Con relación al Chaco, finalmente, Pedro Caballero comparte que la situación sanitaria era muy diferente. “Por ejemplo no existía un Ministerio de Salud, este se creó recién en 1936, en el gobierno de Rafael Franco, en la posguerra. Antes contaban con un servicio de sanidad militar y los insumos que tenían tampoco estaban en condiciones”, señaló. Y añadió: “El mayor enemigo de la Guerra del Chaco fue la sed, la muerte blanca como le dicen. Hoy día esta sería la corrupción, porque recursos se le dotaron al Estado, pero ya sabemos dónde terminaron”.

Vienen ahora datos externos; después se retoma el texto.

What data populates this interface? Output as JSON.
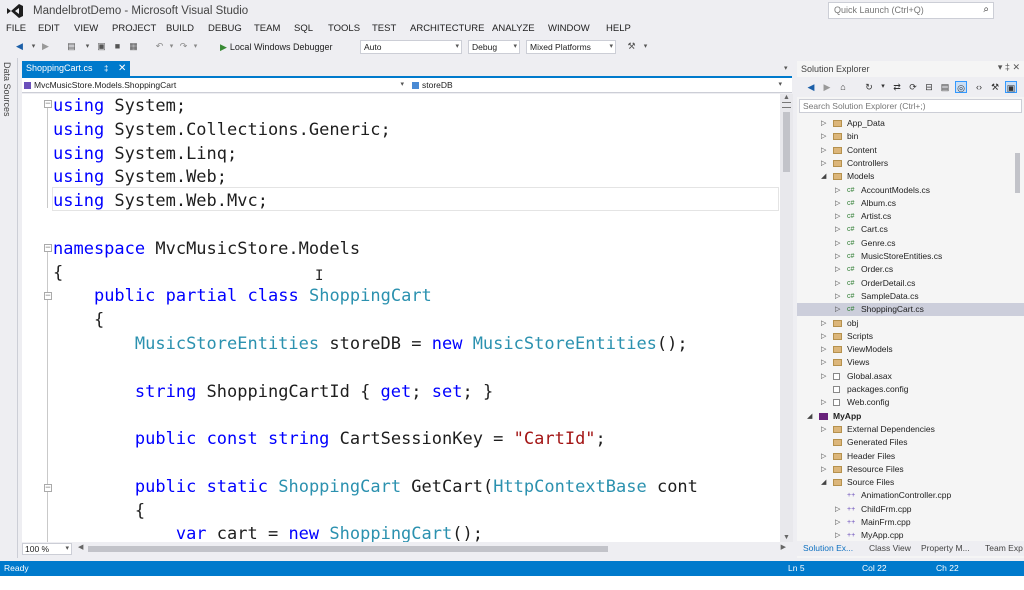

En tiempos de paz, casi 15.000 muertos son números altos, sin duda, relacionados con una pandemia que también hace que sea excepcional.
Pedro Caballero,

catedrático. Facultad de Filosofía UNA.

Con los fallecidos por Covid-19, se podría hablar de la cifra con más muertos de la época independiente.
Herib Caballero, historiador.

Medidas sanitarias
Durante la Guerra del Chaco, se registraron episodios de brotes epidémicos que llevaron a estrictas medidas de aislamiento, tratamiento en cohorte de pacientes y soldados capturados, fallecimientos y una campaña masiva de vacunación, según se cita en el material “Enfermedades y epidemias que afectaron al ejército en campaña y a la población civil en 1932”, del fascículo , de la Dra. María Elena Ramírez de Rojas, publicado por el Ministerio de Salud Pública y la Dirección de Documentación Histórica en 2018. Entre ellas se incluye un brote de fiebre amarilla en Nanawa, a inicios del combate, que llevó a la prohibición del ingreso de indígenas del Chaco a la capital y la creación de policía de foco en Asunción, Villa Hayes, Puerto Pinasco y Puerto Casado. También se realizó el aislamiento de prisioneros de guerra para evitar la expansión de la enfermedad a la población.